Dossier : IMM-245-08

Référence : 2008 CF 915

Ottawa (Ontario), le 28 juillet 2008

En présence de Monsieur le juge Beaudry 

 

ENTRE :

JORGE ANDRES DAVILA RUIZ

demandeur

et

 

LE MINISTRE DE LA CITOYENNETÉ

ET DE L'IMMIGRATION

défendeur

 

MOTIFS DU JUGEMENT ET JUGEMENT

 

[1]               Il s’agit d’une demande de contrôle judiciaire, présentée en vertu du paragraphe 72(1) de la Loi sur l’immigration et la protection des réfugiés, L.C. 2001, c. 27 (la Loi), à la suite d’une demande de réouverture faite devant la Section de la protection des réfugié (le tribunal), rendue le 20 décembre 2007.  Le tribunal a refusé la demande de réouverture. Par sa décision initiale le tribunal avait conclu au désistement de la demande d’asile.

 

 

 

QUESTION EN LITIGE

[2]               Une seule question est soulevée par la présente demande : Est-ce que le tribunal a erré en refusant la réouverture de la décision constatant le désistement de la demande d’asile?

 

CONTEXTE FACTUEL

[3]               Le demandeur est un citoyen du Mexique, né le 19 mai 1967. Il arrive au Canada le 27 mars 2007 et dépose une demande d’asile. Le 13 septembre 2007, il est avisé qu’une audience aura lieu le 5 novembre 2007. 

 

[4]               Un mois et demi plus tard, soit le 31 octobre 2007, le tribunal reçoit de la part du nouvel avocat du demandeur (Me Centurion) une procuration le nommant au dossier. Le tribunal reçoit aussi une requête visant à joindre les dossiers du demandeur et celui de son fils, qui vient de déposer à son tour une demande d’asile. Cette requête est accompagnée d’une autre requête, cette dernière, pour remettre l'audition.

 

[5]               Le 1 novembre 2007, les deux requêtes sont rejetées et le demandeur ainsi que son avocat sont avisés.

 

[6]               Lors de l’audience du 5 novembre, le demandeur présente ses deux requêtes à nouveau et le tribunal les rejette encore une fois. L’avocat du demandeur indique au tribunal qu'il n'est pas prêt à procéder et se retire du dossier.

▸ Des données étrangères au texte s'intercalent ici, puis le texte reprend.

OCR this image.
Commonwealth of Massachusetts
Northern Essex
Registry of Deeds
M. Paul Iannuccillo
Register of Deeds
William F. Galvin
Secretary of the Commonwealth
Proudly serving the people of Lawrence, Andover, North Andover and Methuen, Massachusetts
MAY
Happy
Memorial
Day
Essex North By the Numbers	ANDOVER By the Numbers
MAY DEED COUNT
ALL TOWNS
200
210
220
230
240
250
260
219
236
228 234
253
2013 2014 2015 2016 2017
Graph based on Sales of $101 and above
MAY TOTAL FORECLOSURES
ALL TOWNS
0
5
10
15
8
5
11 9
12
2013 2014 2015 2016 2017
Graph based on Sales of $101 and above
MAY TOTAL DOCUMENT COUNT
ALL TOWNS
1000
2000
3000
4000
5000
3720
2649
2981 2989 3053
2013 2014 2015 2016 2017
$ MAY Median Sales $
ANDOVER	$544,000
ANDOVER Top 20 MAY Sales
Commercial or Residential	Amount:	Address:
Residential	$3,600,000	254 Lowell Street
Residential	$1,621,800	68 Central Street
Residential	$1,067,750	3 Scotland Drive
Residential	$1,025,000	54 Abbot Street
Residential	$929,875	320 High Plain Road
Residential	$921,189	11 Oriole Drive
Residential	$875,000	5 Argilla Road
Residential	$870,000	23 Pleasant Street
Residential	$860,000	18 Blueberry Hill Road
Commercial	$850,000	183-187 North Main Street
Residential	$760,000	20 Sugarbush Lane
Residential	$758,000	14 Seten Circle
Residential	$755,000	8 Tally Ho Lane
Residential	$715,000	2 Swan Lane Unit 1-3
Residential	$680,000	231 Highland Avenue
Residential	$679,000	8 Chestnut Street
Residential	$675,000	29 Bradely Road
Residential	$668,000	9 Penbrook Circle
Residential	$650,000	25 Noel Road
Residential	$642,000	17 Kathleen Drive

[7]               Le tribunal s'enquiert auprès du demandeur pour savoir s'il est prêt à procéder. Ce dernier répond qu'il serait prêt à procéder à la condition d'être représenté par avocat. Séance tenante, le tribunal constate le désistement de la demande.

 

[8]               Le 30 novembre 2007, le demandeur représenté par Me Centurion dépose auprès du tribunal une requête en réouverture, alléguant une violation de son droit à un avocat. Aucune demande de contrôle judiciaire n’est déposée concernant la décision portant sur le désistement.

 

DÉCISION CONTESTÉE

[9]               La requête en réouverture est rejetée. Le tribunal mentionne que sa compétence en matière de réouverture est limitée aux cas où il y aurait eu violation des règles de justice naturelle.

 

[10]           Le tribunal mentionne que les cassettes de l’audience ont été écoutées et que l’ensemble du dossier a été examiné. Il détermine qu'il n'y a pas lieu de conclure à une violation des règles de justice naturelle, le demandeur ayant eu la possibilité d'avoir recours à un avocat. Ce sont les relations avocat-client qui ont généré la constatation du désistement.

 

LÉGISLATION PERTINENTE

[11]           Règles de la Section de la protection des réfugiés, DORS/2002-228.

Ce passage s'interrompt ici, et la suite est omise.